Well, we are. In the developed countries, it’s true, more people are rich than ever before – science, democracy, and capitalism have kept their promise. But more people are unhappy, too, at least by some measures, and unhappy in new ways. To simplify grandly: the traditional – indeed, immemorial – sources of unhappiness were scarcity and constraint; now, for the first time on a large scale, overstimulation and the erosion of constraint (i.e., of social bonds, which are inseparable from constraints) are also sources of unhappiness. This is not a new idea; Durkheim and Weber first conceived it and more or less founded sociology on it. But as the social consequences of modernity broaden and ramify, fresh descriptions and analyses are required of social scientists. Several such works have recently appeared, most notably Francis Fukuyama’s The Great Disruption and Robert Putnam’s Bowling Alone, as well as two less bold and brilliant but nonetheless valuable studies of contemporary American malaise, David Myers’ The American Paradox and Robert Lane’s The Loss of Happiness in Market Democracies.
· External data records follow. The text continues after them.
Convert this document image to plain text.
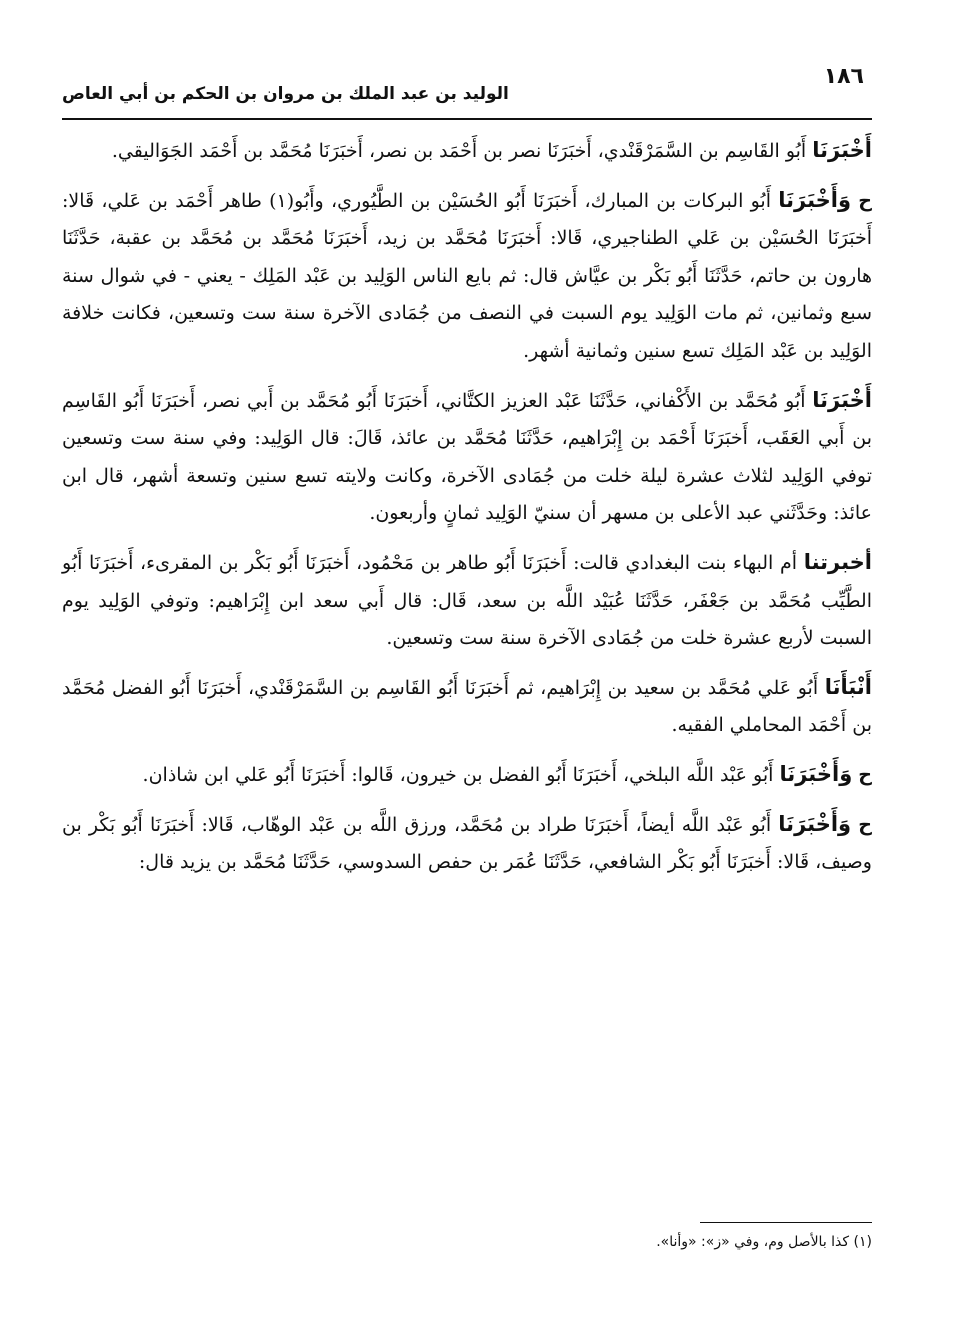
١٨٦
الوليد بن عبد الملك بن مروان بن الحكم بن أبي العاص

أَخْبَرَنَا أَبُو القَاسِم بن السَّمَرْقَنْدي، أَخبَرَنَا نصر بن أَحْمَد بن نصر، أَخبَرَنَا مُحَمَّد بن أَحْمَد الجَوَاليقي.

ح وَأَخْبَرَنَا أَبُو البركات بن المبارك، أَخبَرَنَا أَبُو الحُسَيْن بن الطَّيُوري، وأَبُو(١) طاهر أَحْمَد بن عَلي، قَالا: أَخبَرَنَا الحُسَيْن بن عَلي الطناجيري، قَالا: أَخبَرَنَا مُحَمَّد بن زيد، أَخبَرَنَا مُحَمَّد بن مُحَمَّد بن عقبة، حَدَّثَنَا هارون بن حاتم، حَدَّثَنَا أَبُو بَكْر بن عيَّاش قال: ثم بايع الناس الوَلِيد بن عَبْد المَلِك - يعني - في شوال سنة سبع وثمانين، ثم مات الوَلِيد يوم السبت في النصف من جُمَادى الآخرة سنة ست وتسعين، فكانت خلافة الوَلِيد بن عَبْد المَلِك تسع سنين وثمانية أشهر.

أَخْبَرَنَا أَبُو مُحَمَّد بن الأَكْفاني، حَدَّثَنَا عَبْد العزيز الكتَّاني، أَخبَرَنَا أَبُو مُحَمَّد بن أَبي نصر، أَخبَرَنَا أَبُو القَاسِم بن أَبي العَقَب، أَخبَرَنَا أَحْمَد بن إِبْرَاهيم، حَدَّثَنَا مُحَمَّد بن عائذ، قَالَ: قال الوَلِيد: وفي سنة ست وتسعين توفي الوَلِيد لثلاث عشرة ليلة خلت من جُمَادى الآخرة، وكانت ولايته تسع سنين وتسعة أشهر، قال ابن عائذ: وحَدَّثَني عبد الأعلى بن مسهر أن سنيّ الوَلِيد ثمانٍ وأربعون.

أخبرتنا أم البهاء بنت البغدادي قالت: أَخبَرَنَا أَبُو طاهر بن مَحْمُود، أَخبَرَنَا أَبُو بَكْر بن المقرىء، أَخبَرَنَا أَبُو الطَّيِّب مُحَمَّد بن جَعْفَر، حَدَّثَنَا عُبَيْد اللَّه بن سعد، قَال: قال أَبي سعد ابن إِبْرَاهيم: وتوفي الوَلِيد يوم السبت لأربع عشرة خلت من جُمَادى الآخرة سنة ست وتسعين.

أَنْبَأَنَا أَبُو عَلي مُحَمَّد بن سعيد بن إِبْرَاهيم، ثم أَخبَرَنَا أَبُو القَاسِم بن السَّمَرْقَنْدي، أَخبَرَنَا أَبُو الفضل مُحَمَّد بن أَحْمَد المحاملي الفقيه.

ح وَأَخْبَرَنَا أَبُو عَبْد اللَّه البلخي، أَخبَرَنَا أَبُو الفضل بن خيرون، قَالوا: أَخبَرَنَا أَبُو عَلي ابن شاذان.

ح وَأَخْبَرَنَا أَبُو عَبْد اللَّه أيضاً، أَخبَرَنَا طراد بن مُحَمَّد، ورزق اللَّه بن عَبْد الوهّاب، قَالا: أَخبَرَنَا أَبُو بَكْر بن وصيف، قَالا: أَخبَرَنَا أَبُو بَكْر الشافعي، حَدَّثَنَا عُمَر بن حفص السدوسي، حَدَّثَنَا مُحَمَّد بن يزيد قال:

(١) كذا بالأصل وم، وفي «ز»: «وأنا».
Their common theme is that the way we live now has its costs. The legitimation of divorce, cohabitation, and single parenthood; the universal availability of contraception; the economic independence of women; the commodification of child care, elder care, and other personal services; the proliferation of consumer choice; the diversification of media; the superabundance of information; the increase of residential and occupational mobility; the displacement of loyalty and personal influence by merit and competition in the workplace; the decline of party identification and patronage; the delegitimation of tradition and hierarchy, familism and governmental paternalism; and in general, the increasing prevalence of individual autonomy and economic rationality in more and more spheres of life: these are all goods. But not unmixed goods. The awkward truth appears to be that constraints are also supports, choices are also stresses, and breadth of experience may sometimes be the enemy of depth.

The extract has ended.